[petsc-users] Problem about optimized version
Barry Smith
bsmith at petsc.dev
Wed Aug 31 09:00:40 CDT 2022
Please send configure.log and make.log to petsc-maint at mcs.anl.gov <mailto:petsc-maint at mcs.anl.gov> (too large for petsc-users)
Did you use the exact same configure options for the optimized and debugger versions of PETSc except for the option --with-debugging=no ?
The "is processed by two cores serially, not in parallel", usually comes from using a different mpiexec than the one associated with the MPI library that you linked against.
Verify that you use the mpiexec in /public3/soft/mpich/mpich-3.4.2/bin also
verify that the MPI libraries linked codes can actually be run on the front-end; it may be that such executables can only be run on compute nodes in your system.

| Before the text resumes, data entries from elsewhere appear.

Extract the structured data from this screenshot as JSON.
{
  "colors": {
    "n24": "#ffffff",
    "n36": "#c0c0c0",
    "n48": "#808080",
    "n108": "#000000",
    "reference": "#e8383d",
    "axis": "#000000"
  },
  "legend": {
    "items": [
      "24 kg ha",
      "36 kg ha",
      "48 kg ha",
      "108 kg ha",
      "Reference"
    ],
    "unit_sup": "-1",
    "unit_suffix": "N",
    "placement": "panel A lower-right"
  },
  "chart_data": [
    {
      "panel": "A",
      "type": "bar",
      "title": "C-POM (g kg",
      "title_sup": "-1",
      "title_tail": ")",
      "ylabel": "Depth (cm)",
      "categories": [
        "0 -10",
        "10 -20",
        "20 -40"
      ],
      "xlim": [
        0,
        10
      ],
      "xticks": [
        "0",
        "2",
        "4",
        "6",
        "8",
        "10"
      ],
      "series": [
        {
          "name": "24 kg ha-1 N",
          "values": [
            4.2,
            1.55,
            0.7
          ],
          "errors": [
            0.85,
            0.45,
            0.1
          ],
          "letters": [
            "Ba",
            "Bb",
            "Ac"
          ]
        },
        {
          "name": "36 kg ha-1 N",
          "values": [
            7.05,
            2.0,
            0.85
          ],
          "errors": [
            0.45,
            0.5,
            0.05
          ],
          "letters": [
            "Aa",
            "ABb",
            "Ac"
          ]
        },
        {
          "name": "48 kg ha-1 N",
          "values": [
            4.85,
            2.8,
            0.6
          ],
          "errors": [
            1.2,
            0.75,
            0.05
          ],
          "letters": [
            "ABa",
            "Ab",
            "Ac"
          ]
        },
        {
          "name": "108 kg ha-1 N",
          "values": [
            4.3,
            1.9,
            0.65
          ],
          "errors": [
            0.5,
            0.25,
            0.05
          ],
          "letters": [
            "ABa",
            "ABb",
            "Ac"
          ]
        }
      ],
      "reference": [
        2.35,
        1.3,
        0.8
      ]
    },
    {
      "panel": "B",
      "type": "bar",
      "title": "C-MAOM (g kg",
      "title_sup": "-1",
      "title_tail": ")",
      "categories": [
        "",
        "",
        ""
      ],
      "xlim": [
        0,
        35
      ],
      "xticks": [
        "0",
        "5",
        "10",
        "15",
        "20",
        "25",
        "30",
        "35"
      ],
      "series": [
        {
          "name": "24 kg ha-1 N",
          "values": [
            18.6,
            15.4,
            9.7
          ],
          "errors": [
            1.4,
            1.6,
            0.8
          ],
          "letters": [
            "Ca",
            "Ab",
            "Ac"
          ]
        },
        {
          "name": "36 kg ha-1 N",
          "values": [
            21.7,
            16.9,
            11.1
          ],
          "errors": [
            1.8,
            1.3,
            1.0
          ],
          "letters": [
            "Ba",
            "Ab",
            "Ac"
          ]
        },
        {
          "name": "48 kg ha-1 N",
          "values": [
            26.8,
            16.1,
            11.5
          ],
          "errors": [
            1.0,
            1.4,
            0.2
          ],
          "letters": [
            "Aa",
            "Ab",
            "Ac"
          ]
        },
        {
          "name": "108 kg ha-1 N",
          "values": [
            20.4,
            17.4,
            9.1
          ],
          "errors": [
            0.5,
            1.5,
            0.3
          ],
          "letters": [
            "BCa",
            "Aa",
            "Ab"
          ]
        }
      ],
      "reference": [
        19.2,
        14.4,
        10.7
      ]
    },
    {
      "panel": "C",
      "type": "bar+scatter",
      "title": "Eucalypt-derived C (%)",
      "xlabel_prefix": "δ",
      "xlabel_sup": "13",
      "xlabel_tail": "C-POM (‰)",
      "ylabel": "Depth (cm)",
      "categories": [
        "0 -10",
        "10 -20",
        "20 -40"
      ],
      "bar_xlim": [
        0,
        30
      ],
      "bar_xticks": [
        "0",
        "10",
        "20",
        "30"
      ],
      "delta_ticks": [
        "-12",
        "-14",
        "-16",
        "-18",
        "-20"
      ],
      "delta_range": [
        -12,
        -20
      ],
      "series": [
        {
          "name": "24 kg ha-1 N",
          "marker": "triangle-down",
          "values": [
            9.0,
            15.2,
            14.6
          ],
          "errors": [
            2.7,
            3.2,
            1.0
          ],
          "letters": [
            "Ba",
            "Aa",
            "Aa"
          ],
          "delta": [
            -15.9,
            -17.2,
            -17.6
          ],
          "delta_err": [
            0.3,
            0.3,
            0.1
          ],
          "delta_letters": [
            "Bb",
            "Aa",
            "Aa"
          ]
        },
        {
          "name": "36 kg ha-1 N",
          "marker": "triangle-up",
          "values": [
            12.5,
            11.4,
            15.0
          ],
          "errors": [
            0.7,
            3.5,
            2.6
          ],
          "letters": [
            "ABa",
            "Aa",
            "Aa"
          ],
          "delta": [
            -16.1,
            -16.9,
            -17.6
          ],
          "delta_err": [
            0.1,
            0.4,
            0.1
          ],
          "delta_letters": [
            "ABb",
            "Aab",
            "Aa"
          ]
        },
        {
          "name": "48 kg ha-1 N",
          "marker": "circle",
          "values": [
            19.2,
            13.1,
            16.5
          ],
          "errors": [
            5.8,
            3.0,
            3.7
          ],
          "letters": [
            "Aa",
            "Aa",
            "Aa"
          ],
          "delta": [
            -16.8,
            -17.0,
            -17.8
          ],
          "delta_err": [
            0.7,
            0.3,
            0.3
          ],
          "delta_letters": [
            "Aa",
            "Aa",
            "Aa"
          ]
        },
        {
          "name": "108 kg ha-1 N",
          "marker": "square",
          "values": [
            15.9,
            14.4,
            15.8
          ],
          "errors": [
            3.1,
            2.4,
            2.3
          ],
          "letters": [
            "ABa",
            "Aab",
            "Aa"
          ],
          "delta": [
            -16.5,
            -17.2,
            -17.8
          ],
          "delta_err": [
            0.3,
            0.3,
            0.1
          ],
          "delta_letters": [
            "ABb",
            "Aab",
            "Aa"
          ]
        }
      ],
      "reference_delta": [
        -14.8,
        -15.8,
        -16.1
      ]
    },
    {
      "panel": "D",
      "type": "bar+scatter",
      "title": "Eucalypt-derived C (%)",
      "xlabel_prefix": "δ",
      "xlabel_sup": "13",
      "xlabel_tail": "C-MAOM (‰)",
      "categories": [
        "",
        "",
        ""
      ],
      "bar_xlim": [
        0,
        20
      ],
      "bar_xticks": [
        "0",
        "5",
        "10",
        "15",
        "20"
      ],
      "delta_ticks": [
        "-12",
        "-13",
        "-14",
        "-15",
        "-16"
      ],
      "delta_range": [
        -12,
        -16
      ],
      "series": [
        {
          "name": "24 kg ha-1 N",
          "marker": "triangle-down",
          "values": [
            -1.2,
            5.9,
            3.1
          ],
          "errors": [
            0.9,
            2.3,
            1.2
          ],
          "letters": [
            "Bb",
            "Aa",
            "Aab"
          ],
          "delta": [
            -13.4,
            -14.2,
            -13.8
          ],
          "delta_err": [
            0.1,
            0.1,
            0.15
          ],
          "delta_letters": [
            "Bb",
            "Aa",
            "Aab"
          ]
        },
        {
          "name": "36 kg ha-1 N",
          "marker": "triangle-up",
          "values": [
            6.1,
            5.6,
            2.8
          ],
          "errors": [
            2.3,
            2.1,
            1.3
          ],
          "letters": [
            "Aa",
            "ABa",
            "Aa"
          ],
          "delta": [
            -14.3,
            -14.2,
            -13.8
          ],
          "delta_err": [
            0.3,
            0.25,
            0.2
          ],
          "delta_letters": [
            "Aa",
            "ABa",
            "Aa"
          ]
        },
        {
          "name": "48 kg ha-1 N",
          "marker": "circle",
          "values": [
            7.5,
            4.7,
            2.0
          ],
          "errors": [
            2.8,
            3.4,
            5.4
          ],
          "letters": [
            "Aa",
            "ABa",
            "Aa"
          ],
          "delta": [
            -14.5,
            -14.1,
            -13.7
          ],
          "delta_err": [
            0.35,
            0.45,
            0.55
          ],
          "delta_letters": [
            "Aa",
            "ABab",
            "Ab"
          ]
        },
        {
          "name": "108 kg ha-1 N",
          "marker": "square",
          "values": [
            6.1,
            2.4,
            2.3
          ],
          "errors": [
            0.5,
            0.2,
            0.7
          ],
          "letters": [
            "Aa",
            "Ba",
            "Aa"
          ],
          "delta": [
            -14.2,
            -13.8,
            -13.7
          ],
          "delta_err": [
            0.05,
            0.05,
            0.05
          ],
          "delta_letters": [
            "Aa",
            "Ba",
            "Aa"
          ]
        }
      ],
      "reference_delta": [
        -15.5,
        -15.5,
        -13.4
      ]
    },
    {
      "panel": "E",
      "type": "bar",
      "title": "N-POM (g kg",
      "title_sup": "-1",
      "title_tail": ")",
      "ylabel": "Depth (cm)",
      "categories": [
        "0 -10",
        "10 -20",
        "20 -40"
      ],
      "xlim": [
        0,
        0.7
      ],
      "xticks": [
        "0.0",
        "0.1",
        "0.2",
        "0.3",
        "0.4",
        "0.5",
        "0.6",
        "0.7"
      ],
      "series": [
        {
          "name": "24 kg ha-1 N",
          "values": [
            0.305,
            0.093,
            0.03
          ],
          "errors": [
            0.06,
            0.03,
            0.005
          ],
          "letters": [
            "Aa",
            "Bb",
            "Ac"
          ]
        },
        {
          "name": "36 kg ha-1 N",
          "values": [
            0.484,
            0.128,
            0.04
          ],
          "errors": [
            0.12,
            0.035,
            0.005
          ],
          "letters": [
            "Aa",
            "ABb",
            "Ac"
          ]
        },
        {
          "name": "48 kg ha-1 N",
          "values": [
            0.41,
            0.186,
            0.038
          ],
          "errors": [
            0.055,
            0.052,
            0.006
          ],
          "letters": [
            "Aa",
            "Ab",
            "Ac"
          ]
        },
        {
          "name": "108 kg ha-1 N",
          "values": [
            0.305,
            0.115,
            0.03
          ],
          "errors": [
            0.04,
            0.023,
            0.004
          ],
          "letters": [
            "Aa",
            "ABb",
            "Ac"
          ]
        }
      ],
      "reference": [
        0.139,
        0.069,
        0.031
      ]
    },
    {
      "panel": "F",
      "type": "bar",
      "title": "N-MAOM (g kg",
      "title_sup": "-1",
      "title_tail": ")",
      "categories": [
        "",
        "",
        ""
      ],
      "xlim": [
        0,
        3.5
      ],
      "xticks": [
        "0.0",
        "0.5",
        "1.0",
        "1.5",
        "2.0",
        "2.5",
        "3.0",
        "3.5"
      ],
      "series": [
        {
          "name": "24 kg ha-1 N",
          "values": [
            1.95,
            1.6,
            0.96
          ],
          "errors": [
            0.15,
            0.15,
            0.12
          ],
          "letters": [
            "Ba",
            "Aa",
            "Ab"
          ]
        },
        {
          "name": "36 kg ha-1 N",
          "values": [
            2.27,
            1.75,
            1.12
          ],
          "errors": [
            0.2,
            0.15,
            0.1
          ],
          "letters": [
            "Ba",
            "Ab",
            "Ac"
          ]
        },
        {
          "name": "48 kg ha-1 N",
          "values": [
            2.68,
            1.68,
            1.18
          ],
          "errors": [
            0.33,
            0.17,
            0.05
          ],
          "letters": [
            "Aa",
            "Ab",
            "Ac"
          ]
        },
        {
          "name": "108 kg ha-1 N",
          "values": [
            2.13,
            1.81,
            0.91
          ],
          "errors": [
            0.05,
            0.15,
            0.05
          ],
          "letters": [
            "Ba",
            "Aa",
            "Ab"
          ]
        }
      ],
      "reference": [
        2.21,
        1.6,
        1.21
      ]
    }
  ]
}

cd src/snes/tutorials/; make ex19 and try running that code with mpiexec
Barry
> On Aug 31, 2022, at 9:39 AM, wangxq2020--- via petsc-users <petsc-users at mcs.anl.gov> wrote:
>
> Hi
> I run the program on the debuged version of PETSC successfuly. Then I want using the optimized version. And configure by ./configure --with-debugging=no --with-packages-download-dir=~/packages_dir --with-mpich-dir="/public3/soft/mpich/mpich-3.4.2". Then I installed the Hypre package by ./configure --download-hypre=/public3/home/scg6368/packages_dir/hypre-2.24.0.tar.gz --with-mpich-dir="/public3/soft/mpich/mpich-3.4.2"
> . The result as below
>
> =============================================================================================
> Configuring PETSc to compile on your system
> =============================================================================================
> ============================================================================================= ***** WARNING: You have a version of GNU make older than 4.0. It will work, but may not support all the parallel testing options. You can install the latest GNU make with your package manager, such as brew or macports, or use the --download-make option to get the latest GNU make ***** ============================================================================================= ============================================================================================= Running configure on HYPRE; this may take several minutes ============================================================================================= ============================================================================================= Running make on HYPRE; this may take several minutes ============================================================================================= ============================================================================================= Running make install on HYPRE; this may take several minutes ============================================================================================= Compilers:
> C Compiler: /public3/soft/mpich/mpich-3.4.2/bin/mpicc -fPIC -Wall -Wwrite-strings -Wno-unknown-pragmas -Wno-lto-type-mismatch -fstack-protector -fvisibility=hidden -g3 -O0
> Version: gcc (GCC) 4.8.5 20150623 (Red Hat 4.8.5-44)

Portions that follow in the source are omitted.